A 401(k) (or any other retirement plan for that matter) is a LONG TERM investment towards your future. It should NEVER be used to cover current bills unless you are facing eviction, foreclosure or possibly bankruptcy. (Retirement funds are generally protected in bankruptcy proceedings so even potential bankruptcy isn't a good long-term reason to take a distribution.)
While current values of your investments are low, and
therefore the fund APPEARS to be losing money, consider the fact that your investments now while prices are low buy MORE shares in the various funds. When prices plummet, I tend to INCREASE my contributions as it will INCREASE my total holdings down the road and have a major POSITIVE impact on my total wealth at retirement time.

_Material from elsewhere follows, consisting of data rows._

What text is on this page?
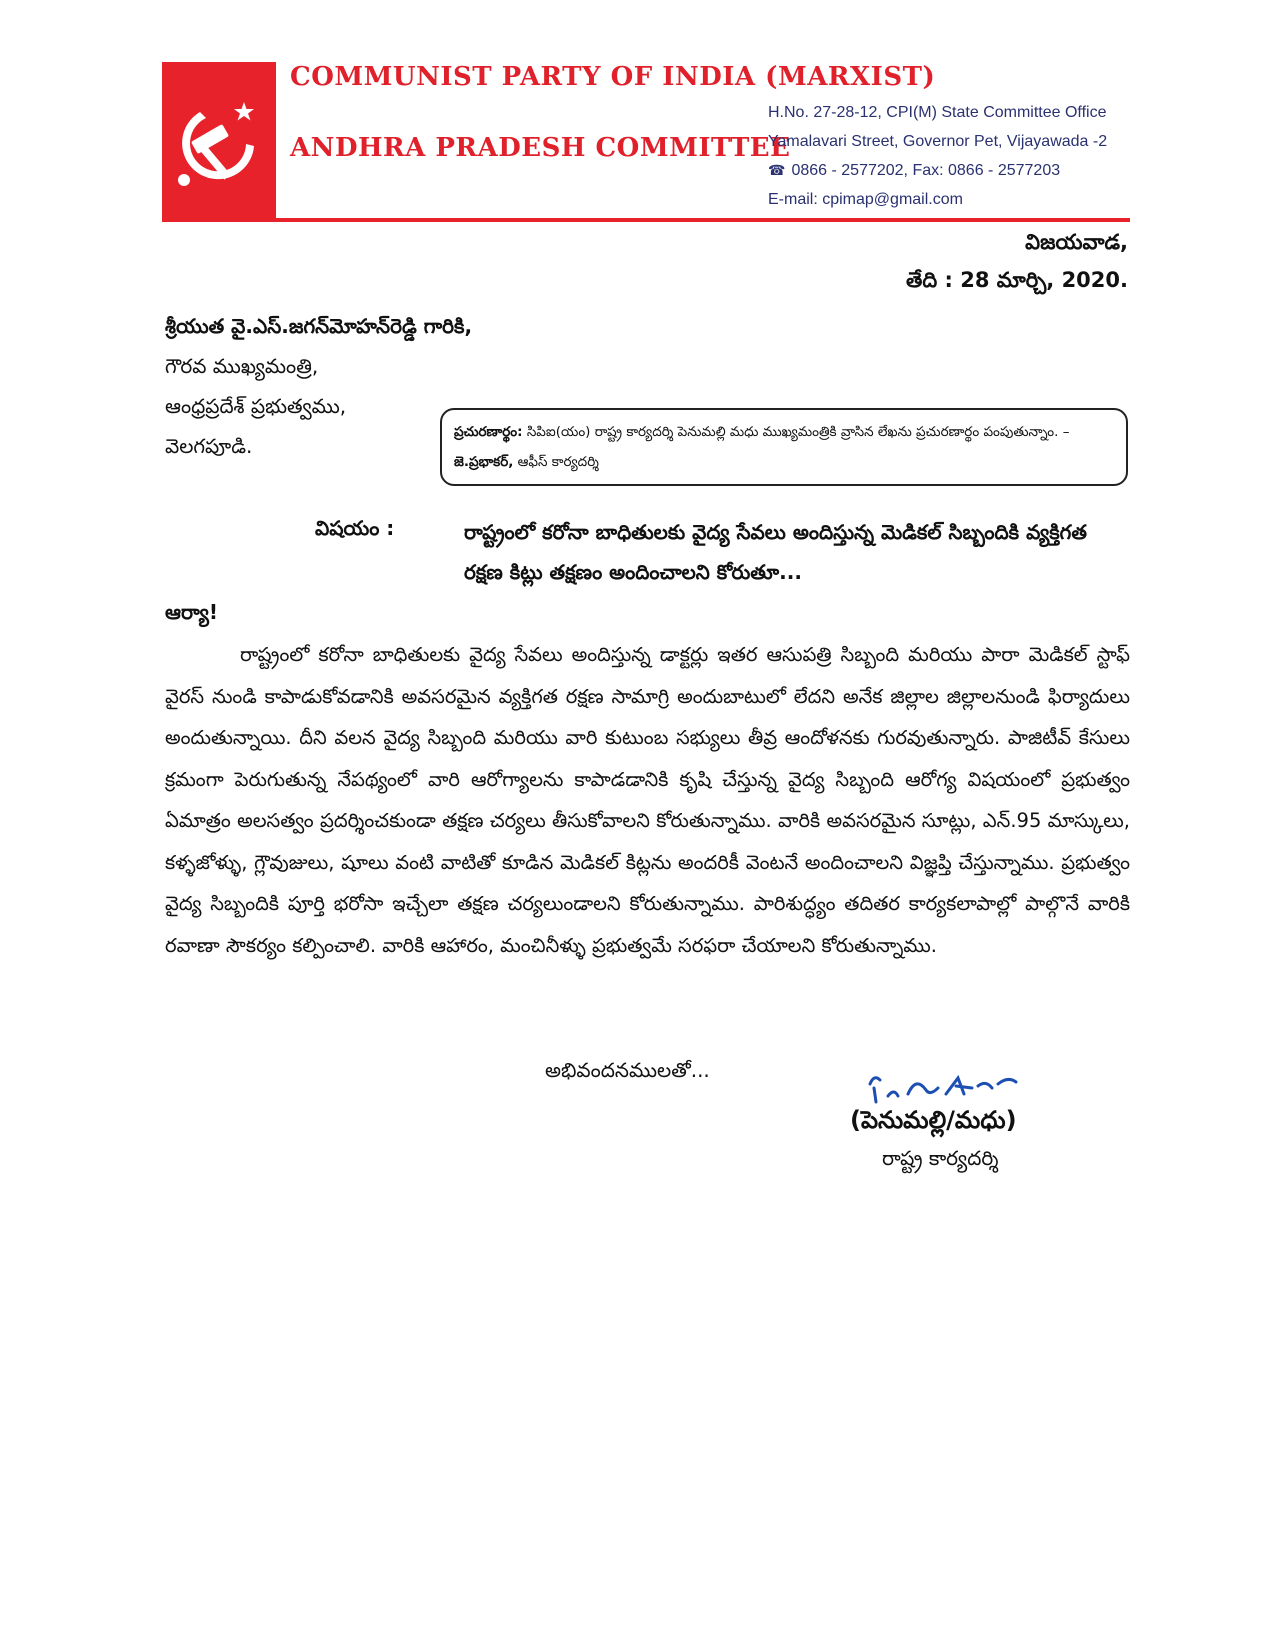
COMMUNIST PARTY OF INDIA (MARXIST)
ANDHRA PRADESH COMMITTEE
H.No. 27-28-12, CPI(M) State Committee Office
Yamalavari Street, Governor Pet, Vijayawada -2
☎ 0866 - 2577202, Fax: 0866 - 2577203
E-mail: cpimap@gmail.com
విజయవాడ,
తేది : 28 మార్చి, 2020.
శ్రీయుత వై.ఎస్.జగన్‌మోహన్‌రెడ్డి గారికి,
గౌరవ ముఖ్యమంత్రి,
ఆంధ్రప్రదేశ్‌ ప్రభుత్వము,
వెలగపూడి.
ప్రచురణార్థం: సిపిఐ(యం) రాష్ట్ర కార్యదర్శి పెనుమల్లి మధు ముఖ్యమంత్రికి వ్రాసిన లేఖను ప్రచురణార్థం పంపుతున్నాం. – జె.ప్రభాకర్, ఆఫీస్‌ కార్యదర్శి
విషయం :	రాష్ట్రంలో కరోనా బాధితులకు వైద్య సేవలు అందిస్తున్న మెడికల్‌ సిబ్బందికి వ్యక్తిగత రక్షణ కిట్లు తక్షణం అందించాలని కోరుతూ...
ఆర్యా!
రాష్ట్రంలో కరోనా బాధితులకు వైద్య సేవలు అందిస్తున్న డాక్టర్లు ఇతర ఆసుపత్రి సిబ్బంది మరియు పారా మెడికల్‌ స్టాఫ్‌ వైరస్‌ నుండి కాపాడుకోవడానికి అవసరమైన వ్యక్తిగత రక్షణ సామాగ్రి అందుబాటులో లేదని అనేక జిల్లాల జిల్లాలనుండి ఫిర్యాదులు అందుతున్నాయి. దీని వలన వైద్య సిబ్బంది మరియు వారి కుటుంబ సభ్యులు తీవ్ర ఆందోళనకు గురవుతున్నారు. పాజిటీవ్‌ కేసులు క్రమంగా పెరుగుతున్న నేపథ్యంలో వారి ఆరోగ్యాలను కాపాడడానికి కృషి చేస్తున్న వైద్య సిబ్బంది ఆరోగ్య విషయంలో ప్రభుత్వం ఏమాత్రం అలసత్వం ప్రదర్శించకుండా తక్షణ చర్యలు తీసుకోవాలని కోరుతున్నాము. వారికి అవసరమైన సూట్లు, ఎన్‌.95 మాస్కులు, కళ్ళజోళ్ళు, గ్లౌవుజులు, షూలు వంటి వాటితో కూడిన మెడికల్‌ కిట్లను అందరికీ వెంటనే అందించాలని విజ్ఞప్తి చేస్తున్నాము. ప్రభుత్వం వైద్య సిబ్బందికి పూర్తి భరోసా ఇచ్చేలా తక్షణ చర్యలుండాలని కోరుతున్నాము. పారిశుద్ధ్యం తదితర కార్యకలాపాల్లో పాల్గొనే వారికి రవాణా సౌకర్యం కల్పించాలి. వారికి ఆహారం, మంచినీళ్ళు ప్రభుత్వమే సరఫరా చేయాలని కోరుతున్నాము.
అభివందనములతో...
(పెనుమల్లి/మధు)
రాష్ట్ర కార్యదర్శి
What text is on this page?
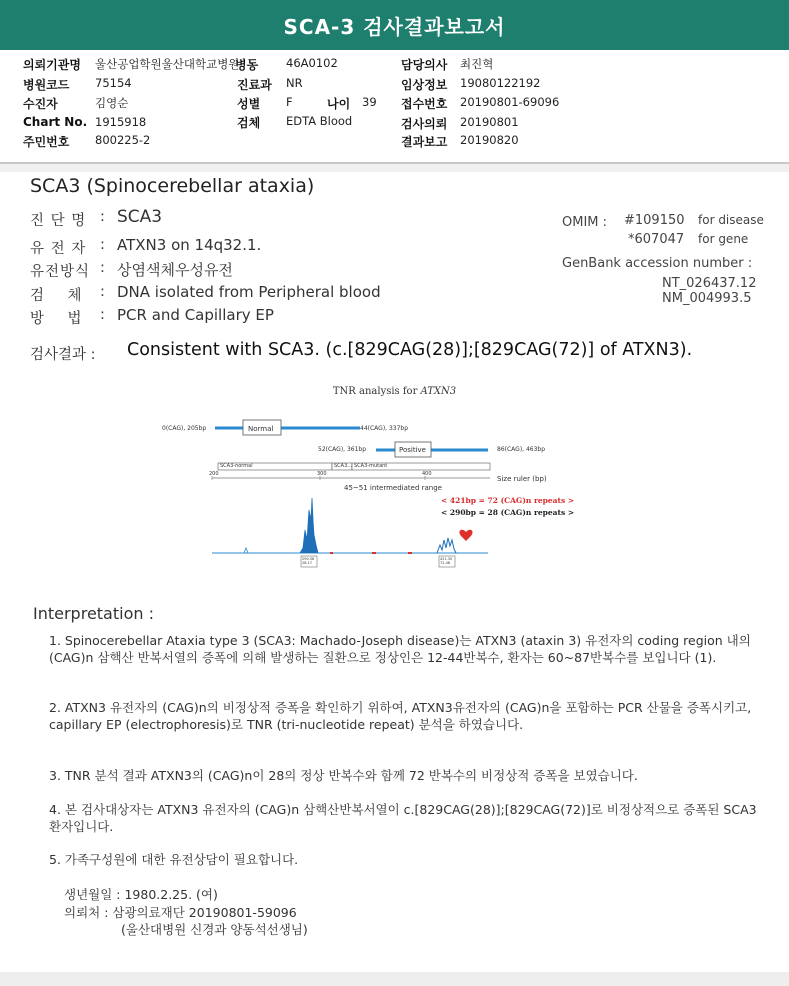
SCA-3 검사결과보고서
의뢰기관명 울산공업학원울산대학교병원
병동 46A0102	담당의사 최진혁
병원코드 75154	진료과 NR	임상정보 19080122192
수진자	김영순	성별 F	나이 39 접수번호 20190801-69096
Chart No. 1915918	검체 EDTA Blood	검사의뢰 20190801
주민번호 800225-2	결과보고 20190820
SCA3 (Spinocerebellar ataxia)
진 단 명 : SCA3
유 전 자 : ATXN3 on 14q32.1.
유전방식 : 상염색체우성유전
검    체 : DNA isolated from Peripheral blood
방    법 : PCR and Capillary EP
OMIM : #109150 for disease
*607047 for gene
GenBank accession number :
NT_026437.12
NM_004993.5
검사결과 : Consistent with SCA3. (c.[829CAG(28)];[829CAG(72)] of ATXN3).
TNR analysis for ATXN3
0(CAG), 205bp	Normal	44(CAG), 337bp
52(CAG), 361bp	Positive	86(CAG), 463bp
SCA3-normal	SCA3... SCA3-mutant
200	300	400
Size ruler (bp)
45~51 intermediated range
< 421bp = 72 (CAG)n repeats >
< 290bp = 28 (CAG)n repeats >
290.38
28.17
421.30
72.48
Interpretation :
1. Spinocerebellar Ataxia type 3 (SCA3: Machado-Joseph disease)는 ATXN3 (ataxin 3) 유전자의 coding region 내의 (CAG)n 삼핵산 반복서열의 증폭에 의해 발생하는 질환으로 정상인은 12-44반복수, 환자는 60~87반복수를 보입니다 (1).
2. ATXN3 유전자의 (CAG)n의 비정상적 증폭을 확인하기 위하여, ATXN3유전자의 (CAG)n을 포함하는 PCR 산물을 증폭시키고, capillary EP (electrophoresis)로 TNR (tri-nucleotide repeat) 분석을 하였습니다.
3. TNR 분석 결과 ATXN3의 (CAG)n이 28의 정상 반복수와 함께 72 반복수의 비정상적 증폭을 보였습니다.
4. 본 검사대상자는 ATXN3 유전자의 (CAG)n 삼핵산반복서열이 c.[829CAG(28)];[829CAG(72)]로 비정상적으로 증폭된 SCA3 환자입니다.
5. 가족구성원에 대한 유전상담이 필요합니다.
생년월일 : 1980.2.25. (여)
의뢰처 : 삼광의료재단 20190801-59096
(울산대병원 신경과 양동석선생님)
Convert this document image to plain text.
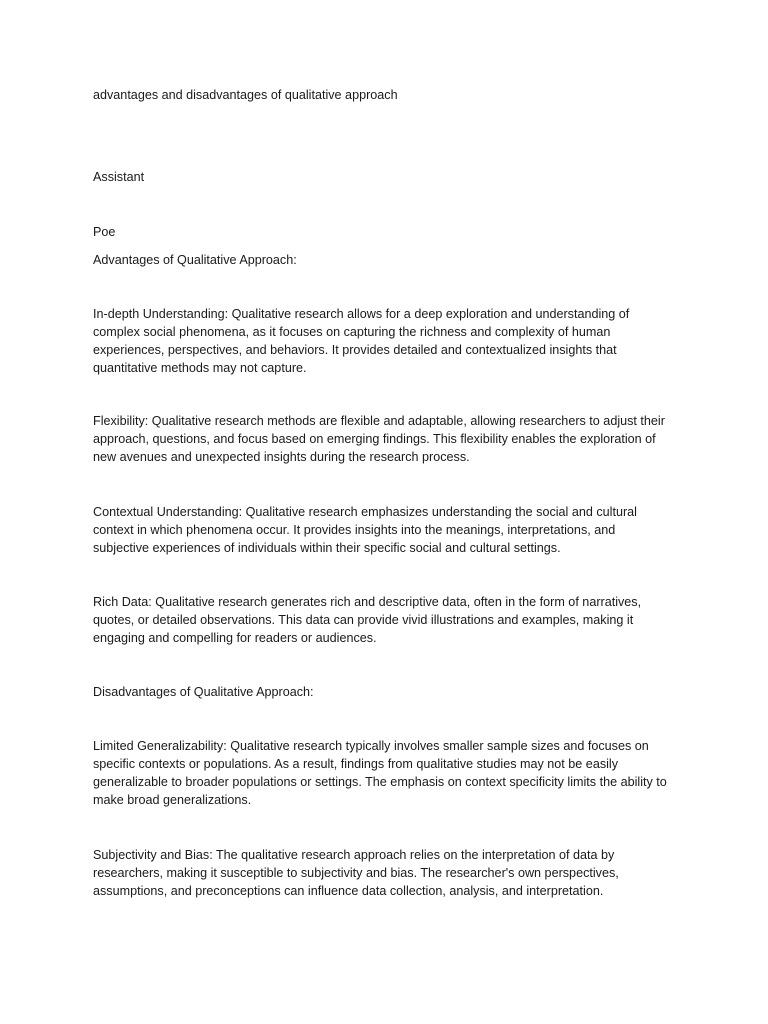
advantages and disadvantages of qualitative approach

Assistant

Poe

Advantages of Qualitative Approach:

In-depth Understanding: Qualitative research allows for a deep exploration and understanding of complex social phenomena, as it focuses on capturing the richness and complexity of human experiences, perspectives, and behaviors. It provides detailed and contextualized insights that quantitative methods may not capture.

Flexibility: Qualitative research methods are flexible and adaptable, allowing researchers to adjust their approach, questions, and focus based on emerging findings. This flexibility enables the exploration of new avenues and unexpected insights during the research process.

Contextual Understanding: Qualitative research emphasizes understanding the social and cultural context in which phenomena occur. It provides insights into the meanings, interpretations, and subjective experiences of individuals within their specific social and cultural settings.

Rich Data: Qualitative research generates rich and descriptive data, often in the form of narratives, quotes, or detailed observations. This data can provide vivid illustrations and examples, making it engaging and compelling for readers or audiences.

Disadvantages of Qualitative Approach:

Limited Generalizability: Qualitative research typically involves smaller sample sizes and focuses on specific contexts or populations. As a result, findings from qualitative studies may not be easily generalizable to broader populations or settings. The emphasis on context specificity limits the ability to make broad generalizations.

Subjectivity and Bias: The qualitative research approach relies on the interpretation of data by researchers, making it susceptible to subjectivity and bias. The researcher's own perspectives, assumptions, and preconceptions can influence data collection, analysis, and interpretation.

Don't fall into a short-sighted trap with what appears to be current losses. Make the bargain basement prices today work for YOU and your FUTURE. That's what you have the 401(k) for in the FIRST place. Quitting your job today and taking that distribution now could be the difference between Alpo and filet mignon in your "Golden Years."
Some 401(k) plans do permit you to borrow from your fund, however not all do. If yours permits you to do so then this would be the best way to proceed. You do pay interest on the loan, BUT all that interest goes straight back into the fund so you're really paying yourself the interest! One caution is in order though. If you leave that job before you pay off the loan in full, you have a VERY short period of time (days) to pay back the balance of the loan in full or it will be treated as a distribution from the fund and taxed as noted above.